BİDEF ayrıca Bitlis İl Kültür Müdürlüğü, Bitlis Vakıflar Bölge Müdürlüğü ve Van Anıtlar Kuruluna konuya dahil olmaları çağrısında bulundu.

 

Atal: Evliya Çelebi “Kürdistan’da bir benzeri olmayan şahaser” demişti

Öte yandan tarih araştırmacısı Nimetullah Atal, Rûdaw’a yaptığı açıklama da şöyle dedi:

“Zengin tarihimizden kalan eşsiz eserlerin aslına uygun korunması ve yaşatılması elzemdir. Özellikle Şerefiye Külliyesi yazar ve seyyahların ilgisini çeken nadide bir yapıdır ki, Osmanlı Seyyahı Evliya Çelebi büyük bir övgüyle söz edip şunu aktarır ‘Kürdistan’da bir benzeri olmayan şahaser.’  Tarih ve kültür varlıklarına hassasiyetle yaklaşılması gerekiyor. İlgili ve sorumlu vakfın sorumsuzca davranışlarını terk edip hakkaniyet ve hassasiyetle hareket etmesini tavsiye ediyorum.”

Zeydanlıoğlu: Atalarımızın emanetini korumak elzemdir

Tarih araştırmacısı Baran Zeydanlıoğlu ise, “Bitlis Şerefiye cami ve külliyesi Bitlis'in ve Bitlislilerin silüetidir. Bir şehrin mimarisi yok olunca, kimliği de yok olur. Bu kadim şehir ki medreseleri ile tarihe adını yazdırmıştır. Her bir tarihi yapısı restore edilip, profesyonelce ve hakkaniyetle hazırlamış açıklamalı levhaları ile ahalinin bilgisine ve hizmetine sunulmalıdırlar. Zira tarihteki konumları o şekilde idiler” dedi.

Zeydanlıoğlu şunları kaydetti:

“16. ve 18. yüzyıl arasında Bitlis’in ilim irfan merkezleri olan medreseleri, aynı dönemde büyük bir şatafata sahip olan Semerkant ve Buhara ile yarışıyordu.
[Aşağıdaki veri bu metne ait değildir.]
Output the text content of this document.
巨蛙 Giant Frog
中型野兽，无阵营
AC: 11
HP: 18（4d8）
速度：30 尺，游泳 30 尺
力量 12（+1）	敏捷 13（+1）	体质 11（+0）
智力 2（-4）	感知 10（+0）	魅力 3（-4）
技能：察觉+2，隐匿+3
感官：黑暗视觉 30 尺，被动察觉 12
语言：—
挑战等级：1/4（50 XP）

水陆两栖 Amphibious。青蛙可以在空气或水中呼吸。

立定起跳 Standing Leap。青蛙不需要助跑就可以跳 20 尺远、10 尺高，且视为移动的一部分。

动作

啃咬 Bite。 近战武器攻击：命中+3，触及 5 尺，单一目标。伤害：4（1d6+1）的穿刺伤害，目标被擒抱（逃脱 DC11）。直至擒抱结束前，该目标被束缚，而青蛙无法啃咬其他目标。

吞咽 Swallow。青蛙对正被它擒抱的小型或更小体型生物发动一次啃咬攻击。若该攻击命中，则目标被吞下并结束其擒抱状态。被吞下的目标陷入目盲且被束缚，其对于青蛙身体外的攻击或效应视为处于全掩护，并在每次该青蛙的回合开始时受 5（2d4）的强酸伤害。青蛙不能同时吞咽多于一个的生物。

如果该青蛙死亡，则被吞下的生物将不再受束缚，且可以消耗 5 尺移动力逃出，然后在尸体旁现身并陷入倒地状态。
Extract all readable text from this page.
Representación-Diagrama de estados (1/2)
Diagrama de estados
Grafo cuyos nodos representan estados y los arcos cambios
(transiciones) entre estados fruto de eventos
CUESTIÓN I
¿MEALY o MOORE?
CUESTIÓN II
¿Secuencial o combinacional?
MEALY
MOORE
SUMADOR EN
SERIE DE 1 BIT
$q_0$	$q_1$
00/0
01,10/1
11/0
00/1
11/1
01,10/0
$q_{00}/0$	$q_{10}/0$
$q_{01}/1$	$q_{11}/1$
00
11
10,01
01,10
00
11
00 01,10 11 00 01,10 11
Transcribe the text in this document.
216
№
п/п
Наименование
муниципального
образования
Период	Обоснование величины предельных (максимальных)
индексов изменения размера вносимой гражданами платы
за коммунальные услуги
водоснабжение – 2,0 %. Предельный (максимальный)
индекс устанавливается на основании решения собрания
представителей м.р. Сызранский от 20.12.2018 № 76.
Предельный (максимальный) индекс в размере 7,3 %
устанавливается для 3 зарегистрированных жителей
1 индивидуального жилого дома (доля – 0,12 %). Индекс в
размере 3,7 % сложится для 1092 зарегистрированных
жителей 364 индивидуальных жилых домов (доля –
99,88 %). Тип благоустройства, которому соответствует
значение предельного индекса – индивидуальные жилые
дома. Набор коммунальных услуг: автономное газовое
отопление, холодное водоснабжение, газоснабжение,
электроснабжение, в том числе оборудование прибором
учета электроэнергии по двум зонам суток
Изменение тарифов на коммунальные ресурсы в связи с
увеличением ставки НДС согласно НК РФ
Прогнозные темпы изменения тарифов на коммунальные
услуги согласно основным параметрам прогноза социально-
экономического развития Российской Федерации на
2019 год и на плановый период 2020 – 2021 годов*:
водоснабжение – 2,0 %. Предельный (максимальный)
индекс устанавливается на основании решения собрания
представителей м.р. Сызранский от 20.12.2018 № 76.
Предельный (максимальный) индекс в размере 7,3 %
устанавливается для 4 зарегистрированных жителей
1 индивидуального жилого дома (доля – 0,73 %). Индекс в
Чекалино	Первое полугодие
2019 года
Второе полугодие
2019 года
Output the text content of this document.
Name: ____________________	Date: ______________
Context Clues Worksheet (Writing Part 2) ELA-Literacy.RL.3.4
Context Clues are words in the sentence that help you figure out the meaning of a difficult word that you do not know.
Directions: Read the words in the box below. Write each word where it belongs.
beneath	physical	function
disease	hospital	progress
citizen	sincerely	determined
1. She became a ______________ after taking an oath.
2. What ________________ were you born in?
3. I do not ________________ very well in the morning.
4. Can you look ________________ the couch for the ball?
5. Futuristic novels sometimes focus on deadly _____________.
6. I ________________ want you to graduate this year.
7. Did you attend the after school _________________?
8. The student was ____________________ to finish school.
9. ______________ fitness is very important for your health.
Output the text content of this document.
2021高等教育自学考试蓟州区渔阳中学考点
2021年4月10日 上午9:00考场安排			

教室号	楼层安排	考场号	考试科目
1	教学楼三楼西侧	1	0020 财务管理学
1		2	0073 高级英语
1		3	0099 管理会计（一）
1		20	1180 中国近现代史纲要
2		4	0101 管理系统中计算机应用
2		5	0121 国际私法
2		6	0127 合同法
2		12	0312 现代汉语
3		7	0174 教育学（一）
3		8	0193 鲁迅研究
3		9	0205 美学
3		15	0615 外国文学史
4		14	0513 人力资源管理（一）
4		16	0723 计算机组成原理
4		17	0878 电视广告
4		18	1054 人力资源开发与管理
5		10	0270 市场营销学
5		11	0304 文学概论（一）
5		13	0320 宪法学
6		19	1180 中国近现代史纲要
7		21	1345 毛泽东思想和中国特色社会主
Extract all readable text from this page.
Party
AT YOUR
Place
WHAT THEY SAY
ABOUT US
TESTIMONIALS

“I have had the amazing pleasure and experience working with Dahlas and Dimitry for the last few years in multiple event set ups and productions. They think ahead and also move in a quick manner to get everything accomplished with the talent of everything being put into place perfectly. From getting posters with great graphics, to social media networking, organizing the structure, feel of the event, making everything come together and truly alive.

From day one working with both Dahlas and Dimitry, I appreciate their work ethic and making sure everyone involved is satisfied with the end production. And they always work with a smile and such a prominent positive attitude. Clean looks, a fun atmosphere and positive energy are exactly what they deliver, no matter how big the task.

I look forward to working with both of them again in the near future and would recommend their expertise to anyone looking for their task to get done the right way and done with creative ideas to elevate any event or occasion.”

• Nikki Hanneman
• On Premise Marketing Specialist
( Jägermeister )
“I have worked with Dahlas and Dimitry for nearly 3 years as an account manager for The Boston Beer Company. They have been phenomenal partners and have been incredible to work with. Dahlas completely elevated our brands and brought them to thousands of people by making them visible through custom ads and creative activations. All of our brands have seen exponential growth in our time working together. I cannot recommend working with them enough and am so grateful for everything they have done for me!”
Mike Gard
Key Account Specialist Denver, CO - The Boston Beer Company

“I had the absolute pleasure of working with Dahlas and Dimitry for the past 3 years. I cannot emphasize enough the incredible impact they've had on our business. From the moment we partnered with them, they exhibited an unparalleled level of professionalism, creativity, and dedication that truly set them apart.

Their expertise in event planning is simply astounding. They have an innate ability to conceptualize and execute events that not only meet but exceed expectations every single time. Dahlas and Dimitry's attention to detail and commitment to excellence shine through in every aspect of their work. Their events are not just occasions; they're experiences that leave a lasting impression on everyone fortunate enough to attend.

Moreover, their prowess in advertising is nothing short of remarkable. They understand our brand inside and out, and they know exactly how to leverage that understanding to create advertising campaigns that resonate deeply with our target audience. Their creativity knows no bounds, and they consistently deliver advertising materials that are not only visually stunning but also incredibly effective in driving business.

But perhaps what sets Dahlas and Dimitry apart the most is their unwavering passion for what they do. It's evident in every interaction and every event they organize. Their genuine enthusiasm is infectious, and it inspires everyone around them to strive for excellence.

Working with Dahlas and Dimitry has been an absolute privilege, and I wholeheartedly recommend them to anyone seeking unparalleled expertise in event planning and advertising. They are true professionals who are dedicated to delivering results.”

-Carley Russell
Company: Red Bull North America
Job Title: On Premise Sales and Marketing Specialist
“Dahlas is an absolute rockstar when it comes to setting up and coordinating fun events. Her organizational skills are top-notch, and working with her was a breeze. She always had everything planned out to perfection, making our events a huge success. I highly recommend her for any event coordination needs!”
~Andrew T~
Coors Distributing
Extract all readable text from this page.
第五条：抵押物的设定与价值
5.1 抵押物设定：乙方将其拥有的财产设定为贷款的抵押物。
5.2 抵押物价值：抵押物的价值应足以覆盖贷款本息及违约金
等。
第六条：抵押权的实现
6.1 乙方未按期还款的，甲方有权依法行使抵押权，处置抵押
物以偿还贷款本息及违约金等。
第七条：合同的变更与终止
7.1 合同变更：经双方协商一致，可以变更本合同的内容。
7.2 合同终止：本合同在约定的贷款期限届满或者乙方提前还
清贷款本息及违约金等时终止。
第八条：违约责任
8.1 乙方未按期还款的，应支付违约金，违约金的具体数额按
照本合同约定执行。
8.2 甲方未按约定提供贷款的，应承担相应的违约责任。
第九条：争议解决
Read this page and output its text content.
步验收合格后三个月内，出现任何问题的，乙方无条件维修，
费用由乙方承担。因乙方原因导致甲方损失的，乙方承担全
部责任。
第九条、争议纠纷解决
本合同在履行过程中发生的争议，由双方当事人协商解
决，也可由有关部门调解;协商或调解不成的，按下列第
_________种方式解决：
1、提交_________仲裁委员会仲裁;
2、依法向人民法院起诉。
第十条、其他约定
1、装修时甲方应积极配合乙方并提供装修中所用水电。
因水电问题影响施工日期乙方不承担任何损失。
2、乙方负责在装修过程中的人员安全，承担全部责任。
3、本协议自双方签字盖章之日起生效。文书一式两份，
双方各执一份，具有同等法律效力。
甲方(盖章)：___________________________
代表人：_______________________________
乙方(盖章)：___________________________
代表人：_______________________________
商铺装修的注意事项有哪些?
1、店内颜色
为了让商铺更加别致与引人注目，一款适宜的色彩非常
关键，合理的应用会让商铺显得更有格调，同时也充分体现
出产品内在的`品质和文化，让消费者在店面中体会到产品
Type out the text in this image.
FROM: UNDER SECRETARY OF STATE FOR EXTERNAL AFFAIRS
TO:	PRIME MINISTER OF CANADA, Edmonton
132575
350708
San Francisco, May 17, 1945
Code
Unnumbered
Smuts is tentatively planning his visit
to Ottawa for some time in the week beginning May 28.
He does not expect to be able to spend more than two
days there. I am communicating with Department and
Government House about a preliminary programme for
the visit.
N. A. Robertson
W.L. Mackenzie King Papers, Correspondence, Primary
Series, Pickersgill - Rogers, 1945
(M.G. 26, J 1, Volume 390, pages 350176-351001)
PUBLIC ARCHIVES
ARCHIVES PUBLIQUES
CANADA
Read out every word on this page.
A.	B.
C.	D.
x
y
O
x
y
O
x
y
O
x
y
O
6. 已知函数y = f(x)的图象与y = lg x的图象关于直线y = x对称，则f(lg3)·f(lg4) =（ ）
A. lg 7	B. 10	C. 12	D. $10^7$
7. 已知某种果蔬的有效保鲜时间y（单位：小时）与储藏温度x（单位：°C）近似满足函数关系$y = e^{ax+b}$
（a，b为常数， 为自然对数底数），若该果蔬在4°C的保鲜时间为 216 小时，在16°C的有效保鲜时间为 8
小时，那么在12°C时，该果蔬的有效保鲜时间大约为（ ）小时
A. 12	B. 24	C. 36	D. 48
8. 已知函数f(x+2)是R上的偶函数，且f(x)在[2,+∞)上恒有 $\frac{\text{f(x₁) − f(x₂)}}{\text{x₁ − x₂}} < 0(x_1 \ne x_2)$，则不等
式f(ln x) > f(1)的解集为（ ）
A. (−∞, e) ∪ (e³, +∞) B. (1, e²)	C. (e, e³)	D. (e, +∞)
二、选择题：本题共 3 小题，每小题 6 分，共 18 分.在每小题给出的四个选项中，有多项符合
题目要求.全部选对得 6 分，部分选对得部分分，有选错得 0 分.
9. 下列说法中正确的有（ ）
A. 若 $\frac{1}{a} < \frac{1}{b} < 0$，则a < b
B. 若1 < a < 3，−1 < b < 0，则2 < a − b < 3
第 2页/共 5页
Tarihte Kürdçe, Farsça ve Arapça dillerinde eğitim veren Kürd alimlerinin, hocalarının, fikir insanları ve çok etkin şeyhlerinin ikamet ettiği bir şehirdi Bitlis. Bu kutlu yerin medreselerine çocuklarını göndermek için sıraya geçerdi tüm Kürd beyleri. Şerefxanê Bedlisi bu konu da şöyle yazmıştır:

‘Bedlis kutlu ve kutsal bir yerdir; orada Allah’ı tanıyanlardan ermiş evliyadan olan bir çok tasavvuf adamları ve şeyhler yetişmiştir. Buradan son derece bilgili, kanaatkar, dindar ve faziletli insanlar çıkmıştır. Örneğin Şerefiye Medresesi’nde, Şafii fıkhının dallarını çok iyi bilmek konusunda, hadis ve tefsirde bir benzeri bulunmayan Mevlana Hıdır Bibi (Hidirê Xizani – Hizanlı Hıdır) ders okutmaktadır'. Atalarımızın bizlere emanet ettiği bu kutsal mekanların korunması ve tarihteki yerlerinin öneminin bir sonraki nesile aktarılması elzemdir.”